The composition for forming an electron emission source with a viscosity of about 3,000 to 50,000 cps, preferably about 5,000 to 30,000 cps is achieved by mixing the above-mentioned components.

The method for preparing an electron emission source according to the present invention comprises providing a composition for forming an electron emission source, printing the composition for forming an electron emission source, and heat-treating the printed composition for forming an electron emission source.

A composition for forming an electron emission source is provided as mentioned above. The components that constitute the composition for forming an electron emission source and their concentrations are the same as mentioned above.

The composition for forming an electron emission source is then printed onto a substrate. The term “substrate” refers to a material on which an electron emission source will be prepared. The substrate can vary depending on the electron emission device to be formed, and thus can be easily selected by those skilled in the art. For example, the substrate may refer to a cathode when preparing an electron emission device comprising a gate electrode between a cathode and an anode. It may also refer to an insulation layer that insulates a cathode and a gate electrode when preparing an electron emission device in which the gate electrode is provided at the lower part of the cathode.

The printing method varies based on whether or not the composition for forming an electron emission source comprises a photosensitive resin. When the composition for forming an electron emission source does comprise the photosensitive resin, a separate photoresist pattern is unnecessary. Instead, the composition for forming an electron emission source comprising the photosensitive resin is coated on a substrate by printing and the resulting product is exposed to light and developed to form an electron emission source.

If the composition for forming an electron emission source does not comprise the photosensitive resin, a photolithography process employing a separate photoresist film pattern is needed. A photoresist film pattern is first formed on the substrate by employing a photoresist film. Then the composition for forming an electron emission source is printed on the substrate using the photoresist film pattern.
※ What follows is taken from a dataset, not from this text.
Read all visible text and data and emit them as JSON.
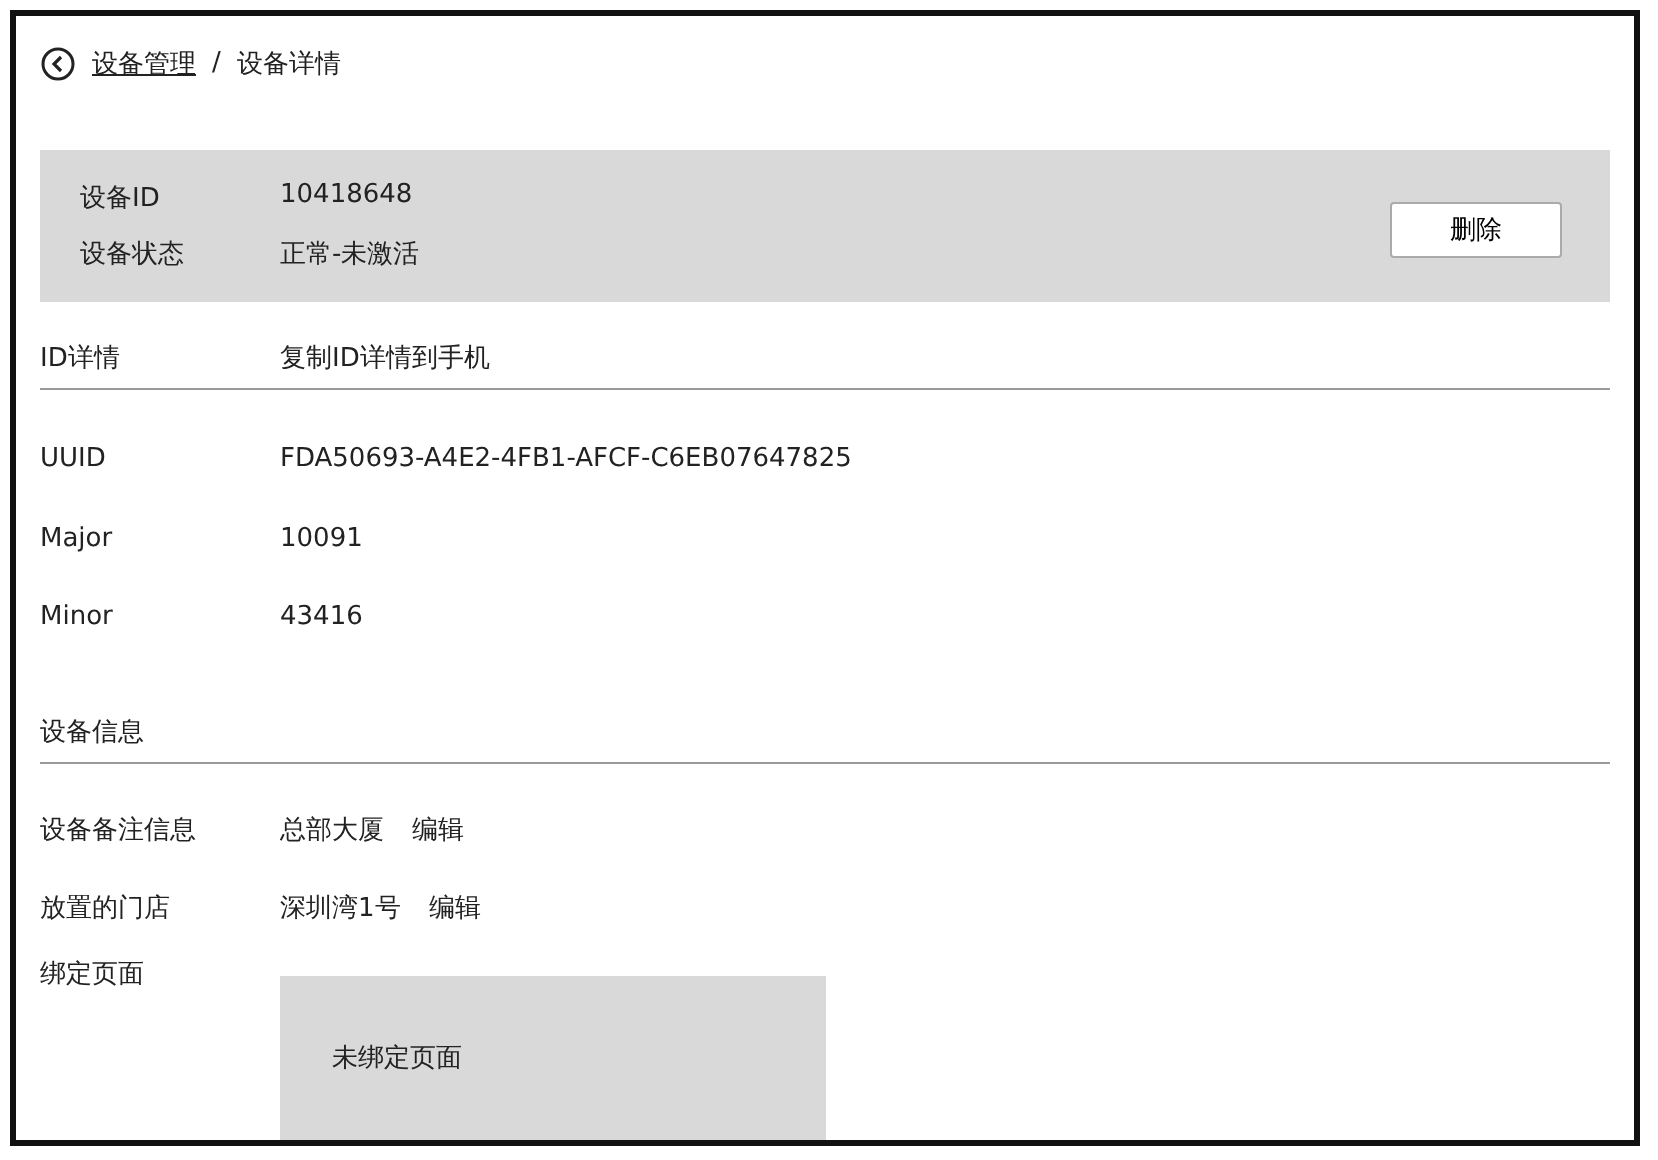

As mentioned above, according to the printed composition for forming an electron emission source, the adhesion of a carbon-based material to a substrate can be enhanced through heat treatment. In addition, the durability, etc. of the electron emission source can be enhanced and the outgas can be minimized by melting and solidifying more than the binder.

The temperature of the heat treatment must be determined by considering the is volatility of a vehicle comprising the composition for forming an electron emission source, and the temperature and time required for sintering. The typical heat treatment temperature can be 400° C. to 500° C., and preferably 450° C. When the heat treatment temperature is less than 400° C., the volatilization of the vehicle, etc. cannot be sufficiently achieved. When the heat treatment temperature exceeds 500° C., the carbon-based material may be damaged. The heat treatment is carried out in an inert gas atmosphere, such as nitrogen and argon, for example, to minimize the deterioration of the carbon-based material.

In addition, the electron emission source may be subjected to an activation step after the heat treatment. As mentioned above, since the electron emission source of the present invention has a very small concentration of the carbon deposits, an activation step vertically orients the carbon-based material. The activation can be performed by placing an adhesion part that has adhesive properties on the surface of a roller driven with a driving source, pressing the adhesion part on the surface of the fired product with a predetermined pressure, and then separating the adhesion part from the heat treatment product.

The electron emission source of the present invention comprises a carbon-based material and carbon deposits. The concentration of the carbon deposits is about 20 wt % to 30 wt %, and preferably about 20 wt % to 25 wt %, based on the weight of the carbon-based material. The electron emission source of the present invention may be preparing using the composition for forming an electron emission source mentioned above.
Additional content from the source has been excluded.